Pourquoi un virage musical ? Parce que, tout simplement, Pain of Salvation ne fait plus dans le metal prog. Pour des raisons confuses, Gildenlöw n'a jamais voulu être associé à ce style et avec "Road Salt" toute ambiguïté est désormais éliminée puisque l'on y retrouve quasiment pas de soli, des claviers très limités qui n'ont jamais le rôle de lead et un son cru mais jamais metal. Le style en devient de fait indéfinissable, marqué à la foi par le blues ('Tell Me You Don't Know'), le hard rock ('Linoleum'), des touches psychédéliques ('Where it Hurts'), des touches grunges ("Curiosity" aurait pu être sur le dernier Pearl Jam, non ?) et même des bizarreries, comme 'Sleeping Under The Stars', directement tiré du "California" de Mr. Bungle.
Nous voici donc face à un joyeux fourre tout qui passe pourtant sans problème grâce à un son abrasif et monolithique. La route est aride et l'album est un chemin de croix qui s'écoute presque dans la souffrance avec un son de guitare très épais et cru, parfois à la limite du fatiguant. Des sentiments comme l'impuissance, ou la douleur de certains choix naissent naturellement et avec réalisme dans les paroles de Gildenlöw... Rarement le thème du sexe ne m'aura autant secoué dans un morceau qu'avec ce "Sisters" bouleversant. C'est aussi ça "Road Salt": une histoire qui s'écoute.
Malheureusement, si tous les éléments pour se réjouir sont là, il faut y mettre un bémol. Si l'album est agréable en tant qu'entité, peu de morceaux se démarquent. Certains titres sont très anecdotiques ('Of Dust', le poussif 'Innocence', 'She Likes To Hide', etc...) et d'autres morceaux ne sont pas non plus fabuleux. Ainsi 'Road Salt' s'avère intense mais trop mièvre, 'Darkness of Mine' est sympa mais sans rythme, 'No Way' dont le solo semble improvisé nous fait regretter les interventions phrasées dont on avait l'habitude, etc. Il est par ailleurs dommage de constater que sur des format plus ramassés, P.O.S. pêche par manque de mélodie, tout simplement (cf. le très laborieux 'No Way' où rien ne fait prendre le morceau, ni riff, ni ligne de chant...).

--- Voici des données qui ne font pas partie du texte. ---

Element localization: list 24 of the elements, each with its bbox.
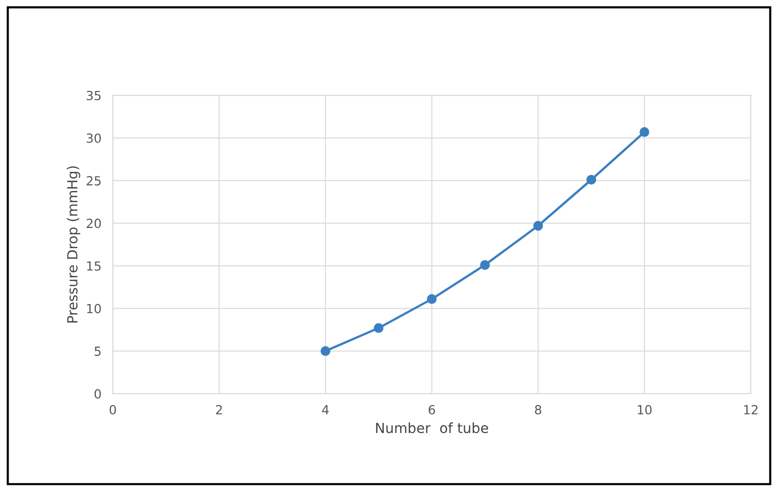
y-axis-title: Pressure Drop (mmHg) [66, 166, 80, 322]
x-axis-title: Number of tube [376, 422, 488, 434]
y-tick-label: 15 [87, 261, 101, 271]
x-tick-label: 12 [744, 404, 758, 414]
x-tick-label: 6 [428, 404, 435, 414]
point [320, 346, 330, 356]
x-tick-label: 0 [110, 404, 116, 414]
y-tick-label: 30 [86, 133, 101, 143]
point [533, 220, 543, 231]
x-tick-label: 2 [216, 404, 222, 414]
point [640, 127, 650, 137]
y-tick-label: 5 [94, 346, 101, 356]
point [586, 174, 596, 185]
y-tick-label: 0 [94, 389, 101, 399]
y-tick-label: 20 [86, 218, 101, 228]
x-tick-label: 4 [322, 405, 329, 414]
y-tick-label: 25 [86, 176, 101, 186]
point [426, 294, 437, 304]
point [480, 260, 490, 270]
y-tick-label: 10 [87, 304, 101, 314]
point [374, 323, 384, 333]
x-tick-label: 8 [534, 404, 542, 414]
y-tick-label: 35 [86, 90, 101, 100]
x-tick-label: 10 [638, 404, 652, 414]
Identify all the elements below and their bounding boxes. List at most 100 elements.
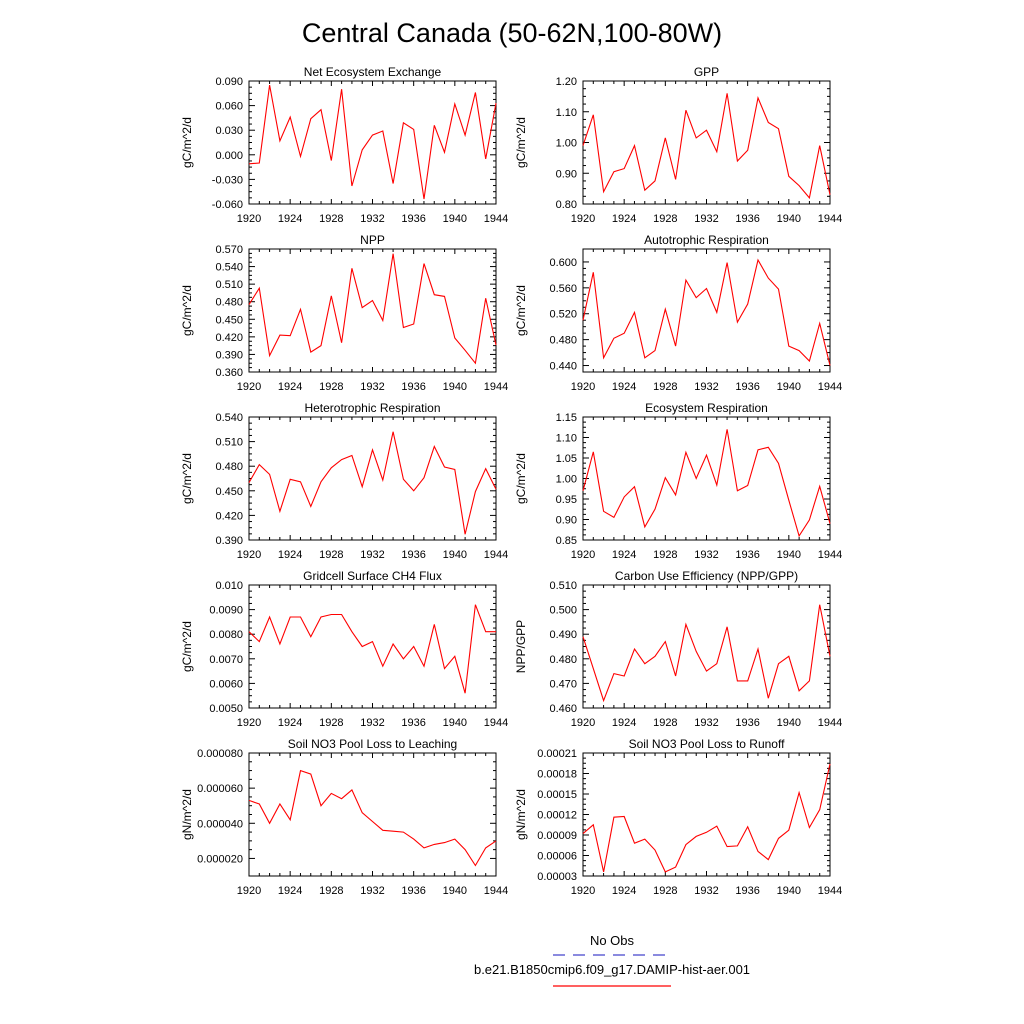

Tout cela donne donc un résultat mitigé. Le nouveau visage du groupe est très séduisant, et surtout très crédible tant il semble coller naturellement à ce que veulent transmettre les musiciens. Seulement, les morceaux ne sont pas tous à la hauteur, et un goût de 'trop peu' reste irrémédiablement en bouche. Reste à voir ce que donnera la suite, et à mesurer à quel point ce double album moyen aurait pu être un simple album fabuleux.